Running Slurm 2.2.7, I'm seeing my logs filled with the likes of:
[2011-10-24T11:33:17] _slurm_rpc_job_step_create: SlurmctldProlog is
still running
The prolog script (below) is very small and doesn't even execute for
most people. The jobs which are apparently generating this error
don't belong to the configured user list. Runninh explicit tests of
it this as listed users and as not, it does do the right thing. Is
there something obvious I'm missing here. The specified file system
is mounted on the root node and all permissions are correct too.

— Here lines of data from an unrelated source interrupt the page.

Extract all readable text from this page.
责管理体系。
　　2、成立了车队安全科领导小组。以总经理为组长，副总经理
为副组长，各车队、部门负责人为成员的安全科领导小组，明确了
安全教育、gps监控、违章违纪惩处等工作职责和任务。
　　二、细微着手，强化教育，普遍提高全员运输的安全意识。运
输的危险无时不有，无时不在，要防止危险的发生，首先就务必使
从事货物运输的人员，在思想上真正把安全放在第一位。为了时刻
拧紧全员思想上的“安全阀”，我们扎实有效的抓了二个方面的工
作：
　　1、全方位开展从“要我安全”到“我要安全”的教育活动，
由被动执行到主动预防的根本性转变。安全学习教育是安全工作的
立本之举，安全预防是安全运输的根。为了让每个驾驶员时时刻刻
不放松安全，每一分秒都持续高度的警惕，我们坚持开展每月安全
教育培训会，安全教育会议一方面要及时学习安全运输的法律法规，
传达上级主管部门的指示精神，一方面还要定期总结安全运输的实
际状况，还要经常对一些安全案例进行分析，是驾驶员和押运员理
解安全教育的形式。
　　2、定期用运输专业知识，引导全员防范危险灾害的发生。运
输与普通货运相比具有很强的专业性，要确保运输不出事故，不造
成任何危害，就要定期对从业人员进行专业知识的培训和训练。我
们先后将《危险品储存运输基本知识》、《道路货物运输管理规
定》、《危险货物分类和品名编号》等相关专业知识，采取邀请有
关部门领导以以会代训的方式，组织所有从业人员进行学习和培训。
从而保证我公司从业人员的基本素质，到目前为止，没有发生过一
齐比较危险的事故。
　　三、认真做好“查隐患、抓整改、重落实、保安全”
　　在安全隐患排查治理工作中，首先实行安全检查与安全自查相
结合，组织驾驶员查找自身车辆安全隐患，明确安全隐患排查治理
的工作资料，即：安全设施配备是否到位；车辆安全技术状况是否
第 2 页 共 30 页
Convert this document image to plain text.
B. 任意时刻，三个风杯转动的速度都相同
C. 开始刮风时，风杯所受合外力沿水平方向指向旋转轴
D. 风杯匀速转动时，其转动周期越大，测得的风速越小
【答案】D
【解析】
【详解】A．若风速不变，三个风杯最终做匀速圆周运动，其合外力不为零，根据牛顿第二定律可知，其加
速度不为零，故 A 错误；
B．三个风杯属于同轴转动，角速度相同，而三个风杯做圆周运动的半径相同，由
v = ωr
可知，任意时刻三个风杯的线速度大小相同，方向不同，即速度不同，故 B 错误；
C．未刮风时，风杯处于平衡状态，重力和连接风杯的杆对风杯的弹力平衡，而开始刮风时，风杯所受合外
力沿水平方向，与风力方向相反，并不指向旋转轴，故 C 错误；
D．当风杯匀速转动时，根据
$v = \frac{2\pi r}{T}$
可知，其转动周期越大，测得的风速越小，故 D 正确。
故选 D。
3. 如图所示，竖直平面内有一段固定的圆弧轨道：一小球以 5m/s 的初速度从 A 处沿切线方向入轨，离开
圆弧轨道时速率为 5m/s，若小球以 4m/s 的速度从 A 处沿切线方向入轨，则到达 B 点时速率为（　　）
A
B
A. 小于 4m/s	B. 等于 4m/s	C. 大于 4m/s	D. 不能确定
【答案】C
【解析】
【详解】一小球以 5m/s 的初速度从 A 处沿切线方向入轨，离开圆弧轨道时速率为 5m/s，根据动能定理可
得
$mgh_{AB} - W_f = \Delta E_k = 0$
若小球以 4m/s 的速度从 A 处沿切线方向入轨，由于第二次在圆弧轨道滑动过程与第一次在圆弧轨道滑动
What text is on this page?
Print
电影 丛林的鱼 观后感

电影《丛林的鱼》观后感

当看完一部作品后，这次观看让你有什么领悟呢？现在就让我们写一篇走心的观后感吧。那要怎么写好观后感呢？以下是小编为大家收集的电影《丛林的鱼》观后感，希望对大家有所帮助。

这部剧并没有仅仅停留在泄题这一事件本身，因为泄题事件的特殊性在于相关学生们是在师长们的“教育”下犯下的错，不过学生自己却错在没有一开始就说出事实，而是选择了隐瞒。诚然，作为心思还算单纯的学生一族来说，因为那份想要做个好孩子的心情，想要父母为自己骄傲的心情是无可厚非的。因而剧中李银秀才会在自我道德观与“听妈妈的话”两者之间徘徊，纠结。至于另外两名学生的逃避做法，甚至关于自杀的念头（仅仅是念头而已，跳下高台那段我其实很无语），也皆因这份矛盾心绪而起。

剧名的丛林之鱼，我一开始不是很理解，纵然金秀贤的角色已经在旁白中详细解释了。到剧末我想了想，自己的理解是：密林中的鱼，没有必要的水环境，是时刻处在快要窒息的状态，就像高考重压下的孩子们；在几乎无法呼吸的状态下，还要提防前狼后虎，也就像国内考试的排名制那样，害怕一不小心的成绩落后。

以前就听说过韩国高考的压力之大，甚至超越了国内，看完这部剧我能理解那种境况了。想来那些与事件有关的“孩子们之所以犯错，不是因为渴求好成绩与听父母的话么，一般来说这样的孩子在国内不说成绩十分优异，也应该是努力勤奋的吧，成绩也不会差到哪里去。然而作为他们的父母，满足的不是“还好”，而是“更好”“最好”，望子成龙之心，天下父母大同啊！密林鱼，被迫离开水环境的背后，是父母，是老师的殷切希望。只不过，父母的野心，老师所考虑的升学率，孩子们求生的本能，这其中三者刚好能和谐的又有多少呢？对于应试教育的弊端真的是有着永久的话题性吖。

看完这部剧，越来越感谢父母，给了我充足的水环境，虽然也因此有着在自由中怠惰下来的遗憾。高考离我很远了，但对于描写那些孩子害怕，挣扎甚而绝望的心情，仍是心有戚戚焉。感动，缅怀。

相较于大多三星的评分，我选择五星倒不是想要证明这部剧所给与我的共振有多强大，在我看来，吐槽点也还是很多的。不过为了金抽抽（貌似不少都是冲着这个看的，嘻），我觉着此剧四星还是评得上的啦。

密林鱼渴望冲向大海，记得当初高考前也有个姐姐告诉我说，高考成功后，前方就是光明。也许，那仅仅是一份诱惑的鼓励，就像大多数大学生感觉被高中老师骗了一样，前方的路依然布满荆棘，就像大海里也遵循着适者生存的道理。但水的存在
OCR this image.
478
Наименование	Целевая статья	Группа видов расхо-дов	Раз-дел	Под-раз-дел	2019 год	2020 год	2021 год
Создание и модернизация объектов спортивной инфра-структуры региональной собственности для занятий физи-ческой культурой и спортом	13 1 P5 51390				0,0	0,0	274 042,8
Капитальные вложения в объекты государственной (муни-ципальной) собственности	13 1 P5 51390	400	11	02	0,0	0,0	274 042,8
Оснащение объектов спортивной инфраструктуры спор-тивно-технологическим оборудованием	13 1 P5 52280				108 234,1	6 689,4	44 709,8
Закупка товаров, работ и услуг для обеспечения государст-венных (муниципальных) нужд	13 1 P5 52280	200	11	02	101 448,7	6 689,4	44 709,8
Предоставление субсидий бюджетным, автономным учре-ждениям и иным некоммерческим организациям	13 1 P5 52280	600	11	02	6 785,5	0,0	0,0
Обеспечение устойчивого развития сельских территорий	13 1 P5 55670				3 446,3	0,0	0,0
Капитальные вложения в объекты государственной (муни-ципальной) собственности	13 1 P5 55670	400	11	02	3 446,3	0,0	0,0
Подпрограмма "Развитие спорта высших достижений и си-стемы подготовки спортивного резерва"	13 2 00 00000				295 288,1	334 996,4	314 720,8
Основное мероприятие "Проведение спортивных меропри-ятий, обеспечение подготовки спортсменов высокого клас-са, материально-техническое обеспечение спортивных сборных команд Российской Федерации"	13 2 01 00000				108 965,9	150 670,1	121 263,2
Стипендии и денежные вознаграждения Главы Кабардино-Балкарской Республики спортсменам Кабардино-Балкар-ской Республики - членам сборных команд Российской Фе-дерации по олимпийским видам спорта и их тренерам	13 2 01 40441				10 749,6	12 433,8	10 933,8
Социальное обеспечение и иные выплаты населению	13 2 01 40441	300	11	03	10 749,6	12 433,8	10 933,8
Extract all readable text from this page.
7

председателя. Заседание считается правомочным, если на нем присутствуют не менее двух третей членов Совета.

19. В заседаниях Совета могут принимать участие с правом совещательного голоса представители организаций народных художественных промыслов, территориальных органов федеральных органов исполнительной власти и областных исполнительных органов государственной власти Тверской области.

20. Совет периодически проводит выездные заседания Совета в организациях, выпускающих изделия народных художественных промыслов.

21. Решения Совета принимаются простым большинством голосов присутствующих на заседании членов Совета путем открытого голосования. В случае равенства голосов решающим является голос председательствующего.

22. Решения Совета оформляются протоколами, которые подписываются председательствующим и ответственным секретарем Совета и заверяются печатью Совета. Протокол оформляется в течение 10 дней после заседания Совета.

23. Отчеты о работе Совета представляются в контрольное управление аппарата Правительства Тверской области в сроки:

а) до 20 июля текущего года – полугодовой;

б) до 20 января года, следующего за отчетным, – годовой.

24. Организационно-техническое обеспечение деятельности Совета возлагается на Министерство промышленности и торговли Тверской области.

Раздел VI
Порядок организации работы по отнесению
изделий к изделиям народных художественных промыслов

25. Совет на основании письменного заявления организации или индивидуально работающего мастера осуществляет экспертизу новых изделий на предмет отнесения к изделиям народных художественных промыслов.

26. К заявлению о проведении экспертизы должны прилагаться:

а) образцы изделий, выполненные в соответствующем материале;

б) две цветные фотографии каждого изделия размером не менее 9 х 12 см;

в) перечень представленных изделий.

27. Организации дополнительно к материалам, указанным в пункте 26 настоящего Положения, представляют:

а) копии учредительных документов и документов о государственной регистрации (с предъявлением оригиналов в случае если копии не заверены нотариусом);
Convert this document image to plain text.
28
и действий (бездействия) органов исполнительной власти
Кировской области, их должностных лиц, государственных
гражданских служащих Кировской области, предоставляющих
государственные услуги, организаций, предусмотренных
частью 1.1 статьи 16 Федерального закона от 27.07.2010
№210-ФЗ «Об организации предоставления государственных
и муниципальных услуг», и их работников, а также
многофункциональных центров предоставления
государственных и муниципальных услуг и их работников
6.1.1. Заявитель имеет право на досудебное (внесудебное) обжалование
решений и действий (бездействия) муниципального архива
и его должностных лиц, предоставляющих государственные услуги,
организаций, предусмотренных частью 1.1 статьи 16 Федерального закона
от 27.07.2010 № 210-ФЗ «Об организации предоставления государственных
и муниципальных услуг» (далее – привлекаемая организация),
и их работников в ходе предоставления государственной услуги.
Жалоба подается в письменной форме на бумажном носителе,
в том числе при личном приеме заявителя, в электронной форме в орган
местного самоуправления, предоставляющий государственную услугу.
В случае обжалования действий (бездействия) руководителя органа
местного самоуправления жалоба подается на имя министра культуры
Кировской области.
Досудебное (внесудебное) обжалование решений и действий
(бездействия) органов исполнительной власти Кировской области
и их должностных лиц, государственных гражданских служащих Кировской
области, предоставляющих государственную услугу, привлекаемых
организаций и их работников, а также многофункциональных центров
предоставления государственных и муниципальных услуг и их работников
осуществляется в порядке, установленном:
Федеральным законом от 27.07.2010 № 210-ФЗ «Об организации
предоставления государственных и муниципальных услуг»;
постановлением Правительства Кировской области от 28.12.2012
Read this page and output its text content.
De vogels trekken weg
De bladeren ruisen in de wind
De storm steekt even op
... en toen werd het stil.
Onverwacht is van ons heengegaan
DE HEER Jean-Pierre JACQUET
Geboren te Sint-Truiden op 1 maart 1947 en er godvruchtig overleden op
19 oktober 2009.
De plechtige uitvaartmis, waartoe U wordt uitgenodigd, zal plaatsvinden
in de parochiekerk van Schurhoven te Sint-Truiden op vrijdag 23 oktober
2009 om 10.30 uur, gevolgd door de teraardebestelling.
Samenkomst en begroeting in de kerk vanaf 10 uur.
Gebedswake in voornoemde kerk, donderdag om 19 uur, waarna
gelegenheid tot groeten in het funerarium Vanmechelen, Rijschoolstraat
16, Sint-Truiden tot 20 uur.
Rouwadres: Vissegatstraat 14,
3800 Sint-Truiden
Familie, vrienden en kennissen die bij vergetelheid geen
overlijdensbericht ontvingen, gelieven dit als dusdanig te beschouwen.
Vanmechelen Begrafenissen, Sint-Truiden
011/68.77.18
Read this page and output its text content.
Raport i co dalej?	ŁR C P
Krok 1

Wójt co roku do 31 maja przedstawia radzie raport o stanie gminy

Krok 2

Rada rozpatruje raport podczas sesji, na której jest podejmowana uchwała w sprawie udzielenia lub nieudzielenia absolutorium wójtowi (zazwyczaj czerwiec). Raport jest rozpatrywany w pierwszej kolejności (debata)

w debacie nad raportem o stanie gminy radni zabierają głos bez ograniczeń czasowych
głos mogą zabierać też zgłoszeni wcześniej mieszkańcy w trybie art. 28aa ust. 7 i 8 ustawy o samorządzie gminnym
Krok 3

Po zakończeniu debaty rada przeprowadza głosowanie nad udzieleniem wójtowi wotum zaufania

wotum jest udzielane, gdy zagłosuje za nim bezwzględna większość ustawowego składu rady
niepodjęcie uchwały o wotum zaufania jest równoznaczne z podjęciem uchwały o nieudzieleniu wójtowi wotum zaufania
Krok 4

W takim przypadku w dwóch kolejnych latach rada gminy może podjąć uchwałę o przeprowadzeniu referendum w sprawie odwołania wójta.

Thanks in advance for any advice or opinion,
Jeff Katcher
---- prolog script as configured in slurm.conf ----
#!/bin/sh
SCRATCH_ROOT=/mnt/ruminant/scratch
create_scratch()
{
SCRATCH_DIR="$SCRATCH_ROOT/$1"
sudo /bin/mkdir -p $SCRATCH_DIR
sudo /bin/chown $2 $SCRATCH_DIR
}
case "$SLURM_JOB_USER" in
curly|larry|moe|shemp)
create_scratch $SLURM_JOB_ID $SLURM_JOB_USER
;;
*)
#echo "nothing happening here, return to your homes"
;;
esac
exit 0